Ia juga menilai baik dari skala produksi maupun inovasi, bahan pangan sorgum belum bisa menandingi beras. Maka dari itu menurutnya dibutuhkan peran Bulog untuk bisa menyerap hasil produk pangan lokal ini.
Lebih jauh, Bhima menjelaskan tantangan lain yang tidak kalah berat adalah terkait edukasi dan sosialisasi produk pangan lokal agar bisa diterima bukan hanya oleh masyarakat setempat, tetapi merata di seluruh pelosok Tanah Air.
Baca juga: Hacking The Way of Peace Through the G20
Adapun strategi jangka pendek yang bisa dilakukan oleh pemerintah adalah fokus melakukan intensifikasi produksi beras, mengingat luasan lahan panen untuk beras atau gabah turun dua persen sepanjang 2021.

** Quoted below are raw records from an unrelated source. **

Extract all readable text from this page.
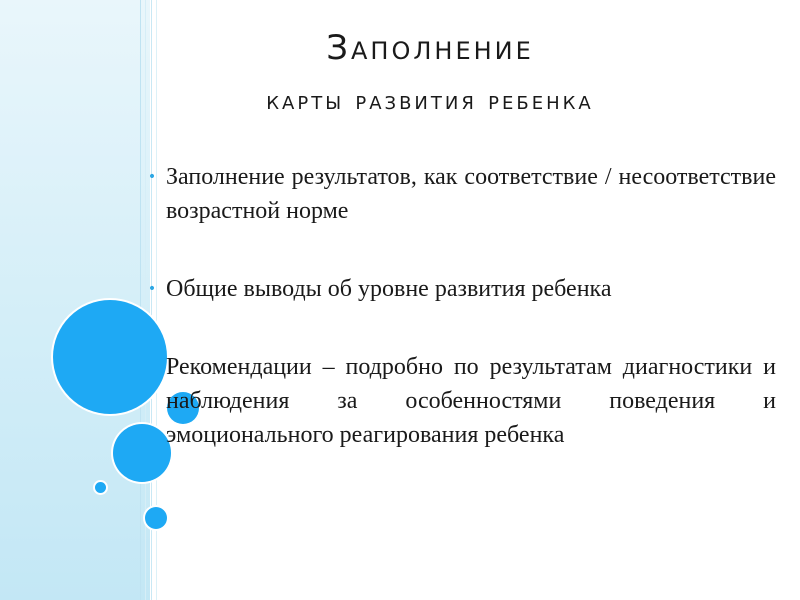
Заполнение
карты развития ребенка
• Заполнение результатов, как соответствие / несоответствие возрастной норме
• Общие выводы об уровне развития ребенка
Рекомендации – подробно по результатам диагностики и наблюдения за особенностями поведения и эмоционального реагирования ребенка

Selain itu, konektivitas antarwilayah harus segera diperbaiki oleh pemerintah, agar rantai distribusi dan harga pangan bisa merata di seluruh pelosok Tanah Air.
“Dan tentunya terkait dengan jaring pengaman sosial ini masih diperlukan bagi 40 persen kelompok pengeluaran yang paling bawah yang memang masih membutuhkan bantuan pemerintah,” katanya.